Data Cleansing Loop

Happy Monday Everyone,

I have been trying to figure something out without much luck. I’ve seen this and a couple of others about this concept but none of them quite get at what I need to do.

I essentially want to build a data cleansing node that will let me process many columns of data at one with something like the strip() function. I often work with dirty string data and don’t want to do each one at a time. I want to build a loop to iterate through each column of data. The problem is, when I follow some of the examples, the variable (CurrentColumnName) is just that. Only the column name.
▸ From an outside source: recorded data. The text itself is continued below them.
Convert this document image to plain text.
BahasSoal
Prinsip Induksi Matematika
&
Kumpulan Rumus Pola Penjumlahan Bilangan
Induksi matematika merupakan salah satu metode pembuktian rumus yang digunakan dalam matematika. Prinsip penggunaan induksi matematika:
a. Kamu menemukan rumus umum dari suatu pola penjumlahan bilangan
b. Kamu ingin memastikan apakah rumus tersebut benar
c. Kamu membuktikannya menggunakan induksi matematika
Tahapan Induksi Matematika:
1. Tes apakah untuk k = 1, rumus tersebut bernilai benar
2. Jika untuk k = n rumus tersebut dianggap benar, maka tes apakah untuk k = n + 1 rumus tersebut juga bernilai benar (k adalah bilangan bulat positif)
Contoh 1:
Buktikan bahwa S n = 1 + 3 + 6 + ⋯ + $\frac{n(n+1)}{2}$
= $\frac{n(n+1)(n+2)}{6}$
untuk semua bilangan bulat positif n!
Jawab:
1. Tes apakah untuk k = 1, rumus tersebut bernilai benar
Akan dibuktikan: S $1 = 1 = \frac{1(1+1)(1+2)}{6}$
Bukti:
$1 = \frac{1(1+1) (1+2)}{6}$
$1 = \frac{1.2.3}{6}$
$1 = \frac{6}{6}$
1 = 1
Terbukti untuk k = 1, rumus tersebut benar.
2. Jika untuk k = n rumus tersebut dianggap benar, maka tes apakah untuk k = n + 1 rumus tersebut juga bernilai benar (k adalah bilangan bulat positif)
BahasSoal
How can I get it to make the column a variable and then apply the function to the entire column? Here is a screen show of what I’m thinking. Variables and Loops are still a bit funky to me…

Hi there,

In Column Expressions node one option for accessing column is following syntax:
column("column_name")

so you should use this syntax when flow variable value is column name:
strip(column(variable("currentColumnName")))

Why two loops?

Happy Monday to you as well :smiley:
Ivan

3 Likes

@ipazin,

Hey Ivan,

I fixed the workflow and I am getting new columns for each iteration. So my column count goes from 17 to 89. Is there a way to keep my Column Count without it creating new columns for each iteration?
image

Hi,

Yes there is :slight_smile:
The columns you are not cleaning remove from your table prior to Column List Loop Start and append after the Loop End node.
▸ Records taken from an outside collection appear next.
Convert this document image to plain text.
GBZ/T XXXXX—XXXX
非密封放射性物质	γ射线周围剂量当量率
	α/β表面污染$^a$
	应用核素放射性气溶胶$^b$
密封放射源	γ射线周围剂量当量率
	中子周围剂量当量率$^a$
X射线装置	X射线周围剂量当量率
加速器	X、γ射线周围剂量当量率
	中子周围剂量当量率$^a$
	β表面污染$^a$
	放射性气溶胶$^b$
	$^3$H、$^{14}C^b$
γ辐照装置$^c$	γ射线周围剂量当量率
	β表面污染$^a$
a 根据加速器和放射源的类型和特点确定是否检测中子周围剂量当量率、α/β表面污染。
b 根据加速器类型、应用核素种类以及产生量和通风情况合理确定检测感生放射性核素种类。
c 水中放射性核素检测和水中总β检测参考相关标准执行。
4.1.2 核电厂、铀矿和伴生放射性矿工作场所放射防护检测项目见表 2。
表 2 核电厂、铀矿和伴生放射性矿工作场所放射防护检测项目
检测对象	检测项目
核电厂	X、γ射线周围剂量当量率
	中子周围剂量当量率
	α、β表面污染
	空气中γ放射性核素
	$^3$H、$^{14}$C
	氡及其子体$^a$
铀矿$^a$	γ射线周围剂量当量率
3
Also there is option Replace Column in Column Expressions node which you can use. Considering the node is in a loop you need a flow variable with value true to control this option.

Br,
Ivan

1 Like

Alternatively, you can always strip off the column header inside the loop and get a fixed column name this way (“Column 0” by default). The header can be injected afterwards. See 15370.knwf (31.5 KB)

Also note that a simple String Manipulation node works faster than Column Expressions, so it is good to use the former, unless you can not avoid it and need some advanced logic. For example, here is the processing time from the workflow above:

Cheers,
Misha

2 Likes

Everyone, thank you for the feedback!

@lisovyi, thank you! your example was great!

This is what I ended up using that worked for me

2 Likes

This topic was automatically closed 7 days after the last reply. New replies are no longer allowed.